Chose curieuse, plus tôt cette année, quand l'équipe nationale de biathlon a présenté un camp d'entraînement coopératif avec notre équipe au Centre nordique de Canmore, j'ai remarqué plusieurs parallèles fascinants entre les deux sports apparemment très différents. Les biathloniens ont une maîtrise complète de la relaxation; ils s'efforcent de faire baisser leur fréquence cardiaque pour pouvoir descendre 5 cibles après avoir skié plusieurs kilomètres à toute vitesse. Moi aussi, il faut que je cultive cette compétence de relaxation. Et pourtant, il faut que je sois pleine de force et d'énergie au départ. C'est un sprint total, extrême, condensé en quelques milliers de seconde. Mais bien sûr, une fois couchée sur la luge, les poignées en main, le premier virage bien en vue, il faut me ralentir, me relaxer les jambes et les épaules et me dire de&respirer tout simplement.

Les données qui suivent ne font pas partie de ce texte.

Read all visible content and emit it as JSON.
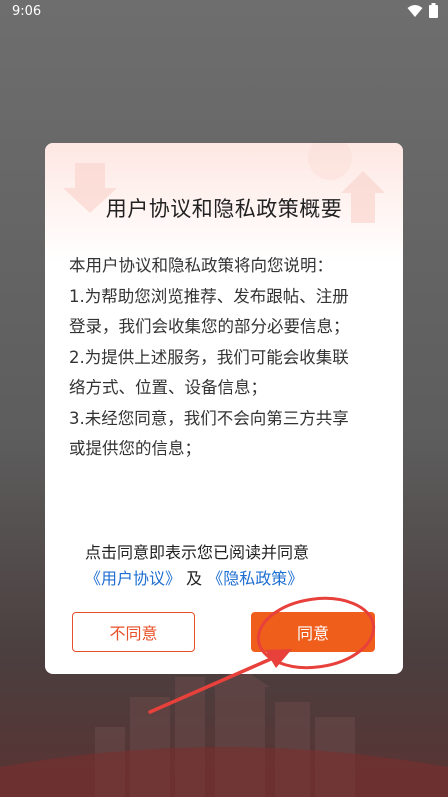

Lors de la dernière épreuve de sélection d'équipe, tenue la semaine passée à Whistler, je pensais avoir fait des progrès importants en ce qui concerne la relaxation, en dépit du drame (mineur) que je me suis procuré au départ! Vous voyez, après la deuxième descente de notre épreuve à trois descentes, j'ai mis mon sac d'affaires sur le camion pour le faire descendre en bas de piste, de manière à pouvoir me changer de vêtements une fois complétée la descente. Malheureusement, j'avais mis mon gant à pointes de droite dans le sac, et me voilà dans l'aire de départ, en haut de piste, avec deux gants de gauche. C'est comme demander à un sprinteur de chausser deux chaussures de gauche pour faire une épreuve! Mes coéquipiers sont venus à mon aide et on m'a donné un gant de remplacement. C'était trop grand, mais je me suis débrouillée en dépit de ma stupidité et j'ai pu faire une descente solide et exacte. On ne sait jamais quand les interruptions viendront troubler la routine, et il faut être prête à n'importe quoi, surtout dans une épreuve importante telle que les Jeux olympiques. C'est une vérité que, dans le sport compétitif, des moments difficiles se présenteront, de manière tout à fait imprévisible. Cependant, cette semaine, je me suis rendu compte que je suis capable de laisser faire sur le plan mental et physique, quel que soit le contretemps mineur. J'étais relaxe et confortable sur ma luge, avant même d'arriver au premier virage. En dépit du gant inconvenable et d'un départ des moins conventionnels, je me suis permis de me relaxer et de trouver ma zone sur la luge. Je sais que les progrès que j'ai faits durant la semaine d'entraînement et aux épreuves de sélection étaient dus au niveau de confort que j'ai sur la piste de Whistler. Malgré sa réputation comme la piste la plus rapide au monde, je me trouve tellement confortable et ce, à chaque virage. Comme mon entraînement se développe, le niveau de confort que je trouve sur la luge est vraiment capital si je veux aussi développer mes niveaux de relaxation cette saison. Pas toutes les compétitrices internationales ne peuvent se déclarer confortables sur la piste super technique de Whistler, et je suis sûre que mes camarades internationales jalousent l'entraînement dont je dispose!